Some of my favorite books and some of my favorite
writers?
I’m a big fan of Elizabeth Dewberry and Robert Olen
Butler. I like to just get that out of the way. I actually
am; I really am.
I gave a reading a couple weeks ago with Jonathan Safran Foer
whose work I admire greatly and somebody asked that question.
He went first and he said, “You can’t answer a
question like that. You know? It changes all the time. It
depends on where you are and every day it changes; it’s
not the same. And different things...and different reasons...and
blah blah blah.” I’m not making fun of him, because
he’s incredibly smart and a great guy. But I was like:
“Oh, I can. I can tell you.”
There are books like The Magic Mountain, and One
Hundred Years of Solitude, and Lolita, Anna
Karenina, that are on everybody’s top list. And
then there are books that just change all the time. I’ve
been on a huge William Maxwell kick. In fact, this is really
funny, this comes back to Lucy: When Lucy died, one of her
friends who went and cleaned out her apartment kept saying,
“What do you want?

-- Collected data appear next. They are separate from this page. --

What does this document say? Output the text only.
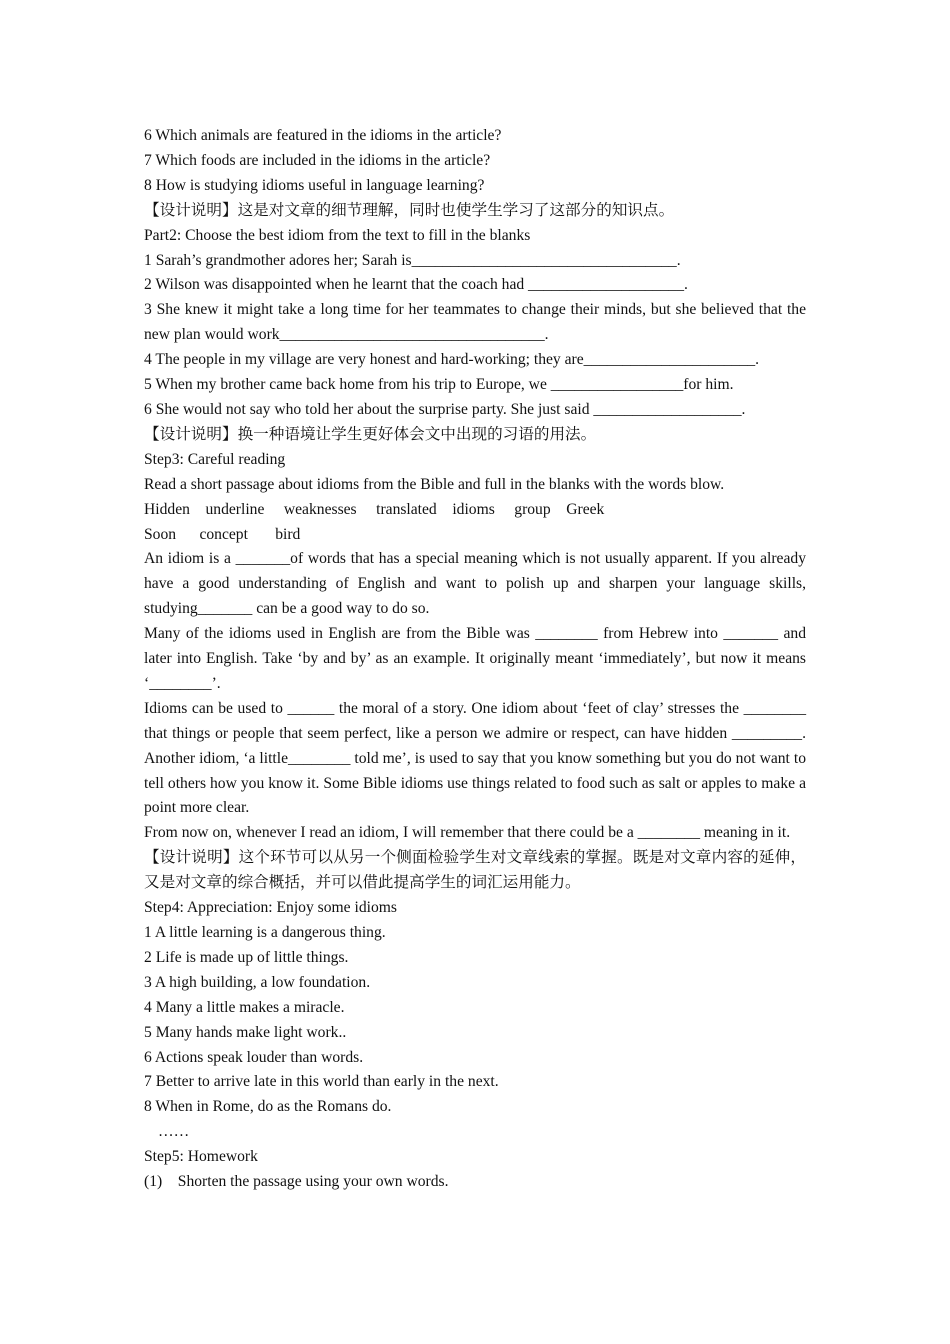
6 Which animals are featured in the idioms in the article?
7 Which foods are included in the idioms in the article?
8 How is studying idioms useful in language learning?
【设计说明】这是对文章的细节理解，同时也使学生学习了这部分的知识点。
Part2: Choose the best idiom from the text to fill in the blanks
1 Sarah’s grandmother adores her; Sarah is__________________________________.
2 Wilson was disappointed when he learnt that the coach had ____________________.
3 She knew it might take a long time for her teammates to change their minds, but she believed that the new plan would work__________________________________.
4 The people in my village are very honest and hard-working; they are______________________.
5 When my brother came back home from his trip to Europe, we _________________for him.
6 She would not say who told her about the surprise party. She just said ___________________.
【设计说明】换一种语境让学生更好体会文中出现的习语的用法。
Step3: Careful reading
Read a short passage about idioms from the Bible and full in the blanks with the words blow.
Hidden    underline     weaknesses     translated    idioms     group    Greek
Soon      concept       bird
An idiom is a _______of words that has a special meaning which is not usually apparent. If you already have a good understanding of English and want to polish up and sharpen your language skills, studying_______ can be a good way to do so.
Many of the idioms used in English are from the Bible was ________ from Hebrew into _______ and later into English. Take ‘by and by’ as an example. It originally meant ‘immediately’, but now it means ‘________’.
Idioms can be used to ______ the moral of a story. One idiom about ‘feet of clay’ stresses the ________ that things or people that seem perfect, like a person we admire or respect, can have hidden _________. Another idiom, ‘a little________ told me’, is used to say that you know something but you do not want to tell others how you know it. Some Bible idioms use things related to food such as salt or apples to make a point more clear.
From now on, whenever I read an idiom, I will remember that there could be a ________ meaning in it.
【设计说明】这个环节可以从另一个侧面检验学生对文章线索的掌握。既是对文章内容的延伸，又是对文章的综合概括，并可以借此提高学生的词汇运用能力。
Step4: Appreciation: Enjoy some idioms
1 A little learning is a dangerous thing.
2 Life is made up of little things.
3 A high building, a low foundation.
4 Many a little makes a miracle.
5 Many hands make light work..
6 Actions speak louder than words.
7 Better to arrive late in this world than early in the next.
8 When in Rome, do as the Romans do.
……
Step5: Homework
(1)    Shorten the passage using your own words.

What do you want?” I don’t
want anything. I don’t want anything. And she had very
little left because she moved many times; she had practically
nothing. But Sophie sent me two books. One was The Last
of the Peshwas and the other one was They Came Like
Swallows. I was so mad at her for sending me the books
and I tucked them in my bookshelf. Probably two years later,
I was going on a flight and I pulled out They Came Like
Swallows and took it with me. That was the first William
Maxwell book that I read. And I think I’ve read all
of them since then. To read They Came Like Swallows
and then to read So Long, See You Tomorrow is one
of the most remarkable experiences. They’re both extremely
short novels and they were written fifty years apart, or fifty-five—he
wrote one in his late twenties and one at 80—and they’re
about the same characters in the same time. So Long, See
You Tomorrow is one of the most perfect, perfect books.

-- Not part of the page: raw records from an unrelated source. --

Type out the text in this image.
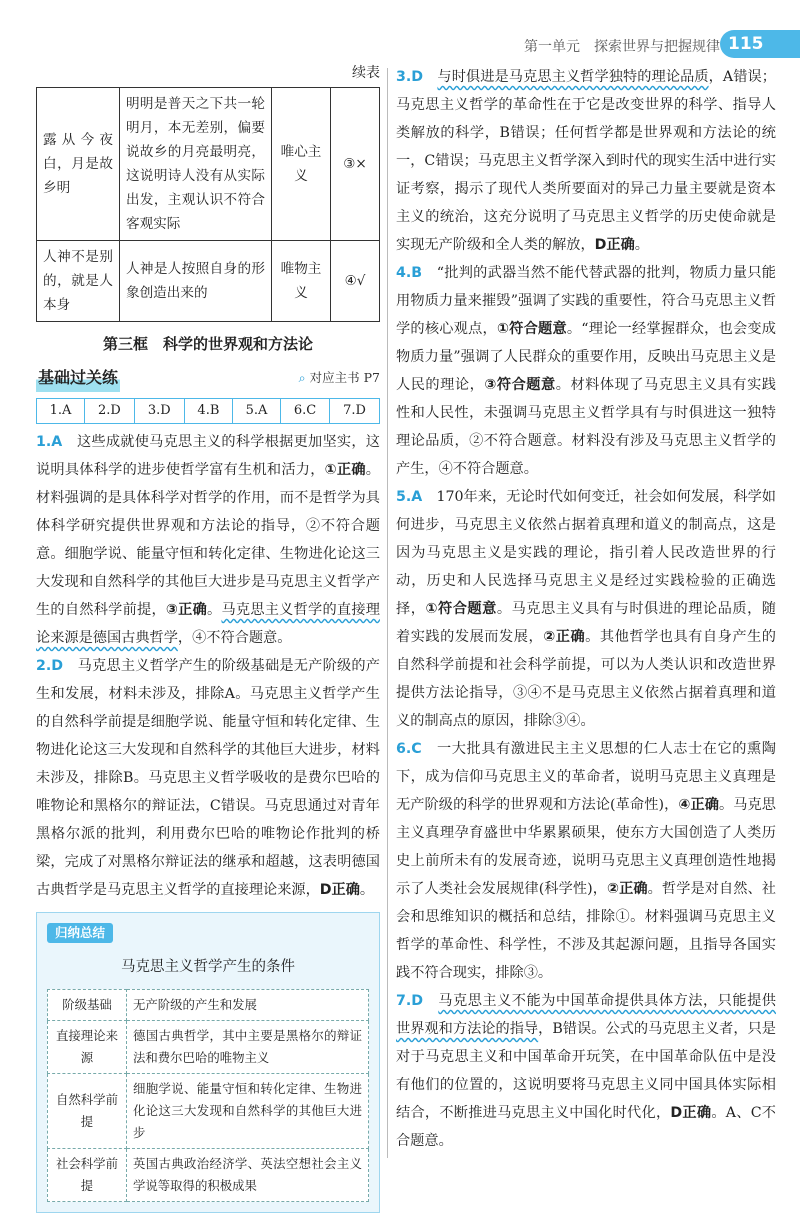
第一单元　 探索世界与把握规律 115
续表
露从今夜白，月是故乡明	明明是普天之下共一轮明月，本无差别，偏要说故乡的月亮最明亮，这说明诗人没有从实际出发，主观认识不符合客观实际	唯心主义	③×
人神不是别的，就是人本身	人神是人按照自身的形象创造出来的	唯物主义	④√
第三框　科学的世界观和方法论
基础过关练	⌕ 对应主书 P7
1.A	2.D	3.D	4.B	5.A	6.C	7.D

1.A　 这些成就使马克思主义的科学根据更加坚实，这说明具体科学的进步使哲学富有生机和活力，①正确。材料强调的是具体科学对哲学的作用，而不是哲学为具体科学研究提供世界观和方法论的指导，②不符合题意。细胞学说、能量守恒和转化定律、生物进化论这三大发现和自然科学的其他巨大进步是马克思主义哲学产生的自然科学前提，③正确。马克思主义哲学的直接理论来源是德国古典哲学，④不符合题意。

2.D　 马克思主义哲学产生的阶级基础是无产阶级的产生和发展，材料未涉及，排除A。马克思主义哲学产生的自然科学前提是细胞学说、能量守恒和转化定律、生物进化论这三大发现和自然科学的其他巨大进步，材料未涉及，排除B。马克思主义哲学吸收的是费尔巴哈的唯物论和黑格尔的辩证法，C错误。马克思通过对青年黑格尔派的批判，利用费尔巴哈的唯物论作批判的桥梁，完成了对黑格尔辩证法的继承和超越，这表明德国古典哲学是马克思主义哲学的直接理论来源，D正确。

归纳总结
马克思主义哲学产生的条件
阶级基础	无产阶级的产生和发展
直接理论来源	德国古典哲学，其中主要是黑格尔的辩证法和费尔巴哈的唯物主义
自然科学前提	细胞学说、能量守恒和转化定律、生物进化论这三大发现和自然科学的其他巨大进步
社会科学前提	英国古典政治经济学、英法空想社会主义学说等取得的积极成果

3.D　 与时俱进是马克思主义哲学独特的理论品质，A错误；马克思主义哲学的革命性在于它是改变世界的科学、指导人类解放的科学，B错误；任何哲学都是世界观和方法论的统一，C错误；马克思主义哲学深入到时代的现实生活中进行实证考察，揭示了现代人类所要面对的异己力量主要就是资本主义的统治，这充分说明了马克思主义哲学的历史使命就是实现无产阶级和全人类的解放，D正确。

4.B　 “批判的武器当然不能代替武器的批判，物质力量只能用物质力量来摧毁”强调了实践的重要性，符合马克思主义哲学的核心观点，①符合题意。“理论一经掌握群众，也会变成物质力量”强调了人民群众的重要作用，反映出马克思主义是人民的理论，③符合题意。材料体现了马克思主义具有实践性和人民性，未强调马克思主义哲学具有与时俱进这一独特理论品质，②不符合题意。材料没有涉及马克思主义哲学的产生，④不符合题意。

5.A　 170年来，无论时代如何变迁，社会如何发展，科学如何进步，马克思主义依然占据着真理和道义的制高点，这是因为马克思主义是实践的理论，指引着人民改造世界的行动，历史和人民选择马克思主义是经过实践检验的正确选择，①符合题意。马克思主义具有与时俱进的理论品质，随着实践的发展而发展，②正确。其他哲学也具有自身产生的自然科学前提和社会科学前提，可以为人类认识和改造世界提供方法论指导，③④不是马克思主义依然占据着真理和道义的制高点的原因，排除③④。

6.C　 一大批具有激进民主主义思想的仁人志士在它的熏陶下，成为信仰马克思主义的革命者，说明马克思主义真理是无产阶级的科学的世界观和方法论(革命性)，④正确。马克思主义真理孕育盛世中华累累硕果，使东方大国创造了人类历史上前所未有的发展奇迹，说明马克思主义真理创造性地揭示了人类社会发展规律(科学性)，②正确。哲学是对自然、社会和思维知识的概括和总结，排除①。材料强调马克思主义哲学的革命性、科学性，不涉及其起源问题，且指导各国实践不符合现实，排除③。

7.D　 马克思主义不能为中国革命提供具体方法，只能提供世界观和方法论的指导，B错误。公式的马克思主义者，只是对于马克思主义和中国革命开玩笑，在中国革命队伍中是没有他们的位置的，这说明要将马克思主义同中国具体实际相结合，不断推进马克思主义中国化时代化，D正确。A、C不合题意。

I’m a great admirer of ambition—ambition isn’t
a matter of size, but it is about fully capturing something—and
this book is extraordinary in that way.
I’m on a giant Joan Didion kick. The Year of Magical
Thinking: phenomenal book and also a real answer to Truth
and Beauty because it talks about her year of grief after
her husband dies. That got me to go back to early Joan Didion
which I had read before and loved. So, I re-read Slouching
Toward Bethlehem, The White Album, After
Henry, and one that I hadn’t read before called
Where I Was From. I’m never able to get her
fiction very well but her nonficiton is enormously important
to me.
I just read the new Cormac McCarthy book, and I loved it.
Did anybody read that? Oh, I couldn’t put it down. Unbelievably
violent and disgusting but...Cormac McCarthy who I deeply
love. I think Suttree is one of the great novels
of our time. It’s a really, really, really hard book.

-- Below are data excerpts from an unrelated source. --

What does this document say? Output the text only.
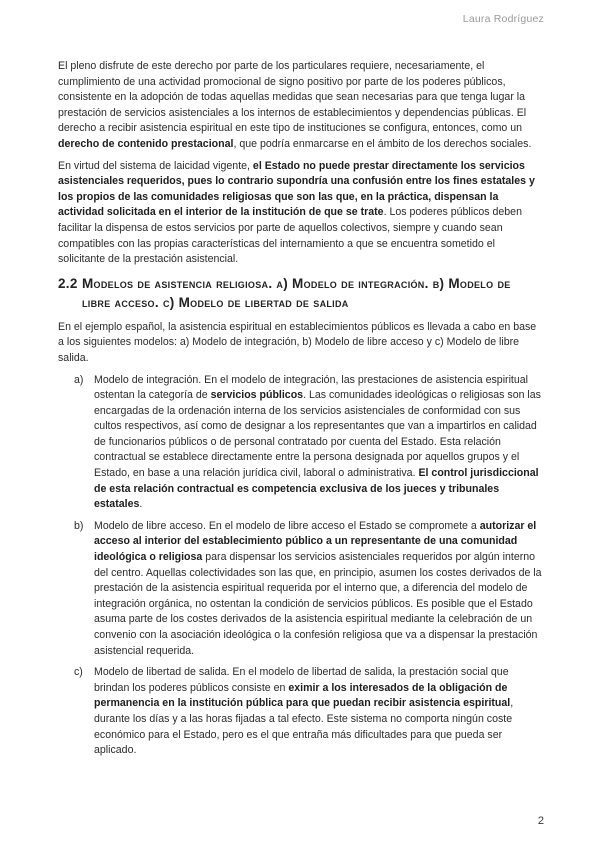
Laura Rodríguez

El pleno disfrute de este derecho por parte de los particulares requiere, necesariamente, el cumplimiento de una actividad promocional de signo positivo por parte de los poderes públicos, consistente en la adopción de todas aquellas medidas que sean necesarias para que tenga lugar la prestación de servicios asistenciales a los internos de establecimientos y dependencias públicas. El derecho a recibir asistencia espiritual en este tipo de instituciones se configura, entonces, como un derecho de contenido prestacional, que podría enmarcarse en el ámbito de los derechos sociales.

En virtud del sistema de laicidad vigente, el Estado no puede prestar directamente los servicios asistenciales requeridos, pues lo contrario supondría una confusión entre los fines estatales y los propios de las comunidades religiosas que son las que, en la práctica, dispensan la actividad solicitada en el interior de la institución de que se trate. Los poderes públicos deben facilitar la dispensa de estos servicios por parte de aquellos colectivos, siempre y cuando sean compatibles con las propias características del internamiento a que se encuentra sometido el solicitante de la prestación asistencial.

2.2 Modelos de asistencia religiosa. a) Modelo de integración. b) Modelo de
libre acceso. c) Modelo de libertad de salida

En el ejemplo español, la asistencia espiritual en establecimientos públicos es llevada a cabo en base a los siguientes modelos: a) Modelo de integración, b) Modelo de libre acceso y c) Modelo de libre salida.

a) Modelo de integración. En el modelo de integración, las prestaciones de asistencia espiritual ostentan la categoría de servicios públicos. Las comunidades ideológicas o religiosas son las encargadas de la ordenación interna de los servicios asistenciales de conformidad con sus cultos respectivos, así como de designar a los representantes que van a impartirlos en calidad de funcionarios públicos o de personal contratado por cuenta del Estado. Esta relación contractual se establece directamente entre la persona designada por aquellos grupos y el Estado, en base a una relación jurídica civil, laboral o administrativa. El control jurisdiccional de esta relación contractual es competencia exclusiva de los jueces y tribunales estatales.
b) Modelo de libre acceso. En el modelo de libre acceso el Estado se compromete a autorizar el acceso al interior del establecimiento público a un representante de una comunidad ideológica o religiosa para dispensar los servicios asistenciales requeridos por algún interno del centro. Aquellas colectividades son las que, en principio, asumen los costes derivados de la prestación de la asistencia espiritual requerida por el interno que, a diferencia del modelo de integración orgánica, no ostentan la condición de servicios públicos. Es posible que el Estado asuma parte de los costes derivados de la asistencia espiritual mediante la celebración de un convenio con la asociación ideológica o la confesión religiosa que va a dispensar la prestación asistencial requerida.
c) Modelo de libertad de salida. En el modelo de libertad de salida, la prestación social que brindan los poderes públicos consiste en eximir a los interesados de la obligación de permanencia en la institución pública para que puedan recibir asistencia espiritual, durante los días y a las horas fijadas a tal efecto. Este sistema no comporta ningún coste económico para el Estado, pero es el que entraña más dificultades para que pueda ser aplicado.
2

No Country of Old Men is like some sort of torturously
fast, whiplash, amusement park ride and it just really completely
leaves you breathless.
So, these are not, like, my favorite books of the Ages.
Phillip Roth’s The Human Stain: a book I always
really like to recommend.
And those Rabbit Angstrom novels? John Updike? Drop out of
graduate school tomorrow. Everything I ever needed to learn...I
learned more by reading those four books—one, two, three,
four—I learned more about writing than I learned from
anything else in my life. Really a profound experience for
me. Lots of people hate them. You have to read them at the
right time. Sort of like Lolita. You know, it’s
such a wildly offensive book, and if you read it at the wrong
moment in your life you’re only offended by it; if you
read it later or at the right moment of your life and you
can see the structure, and the beauty, and the language it’s:
Ahhh! There’s nothing better than Lolita. And
the same is true with the Rabbit novels. I know people who
are, “Ah, they’re just so misogynistic. How can
you possibly read them?” They are incredibly
misogynistic, but, you know, at some point you say, “Hey,
let’s not; let’s go with it.” There’s
so much to learn. If we ignored all great works of art because
they were misogynisitic, what a lonely little world this would
be.
Question: Why was Iowa so awful?
You want the truth. Iowa was so awful because I went to Catholic
girls school for 12 years then I went to Sarah Lawrence, which,
anyway might as well have been. I went to Iowa and I went
on a bad date, you know, and that was it. It was two years
of a bad date. And that’s not Iowa’s fault, but
that is Iowa’s responsibility. It also is a place, like
I think a lot of graduate programs are, where the faculty
was rotating, and I think that they really lure people in
to teach by saying: “You won’t have to do much
work. We’ll give you a lot of money; you won’t
really have to do anything.” And they really don’t.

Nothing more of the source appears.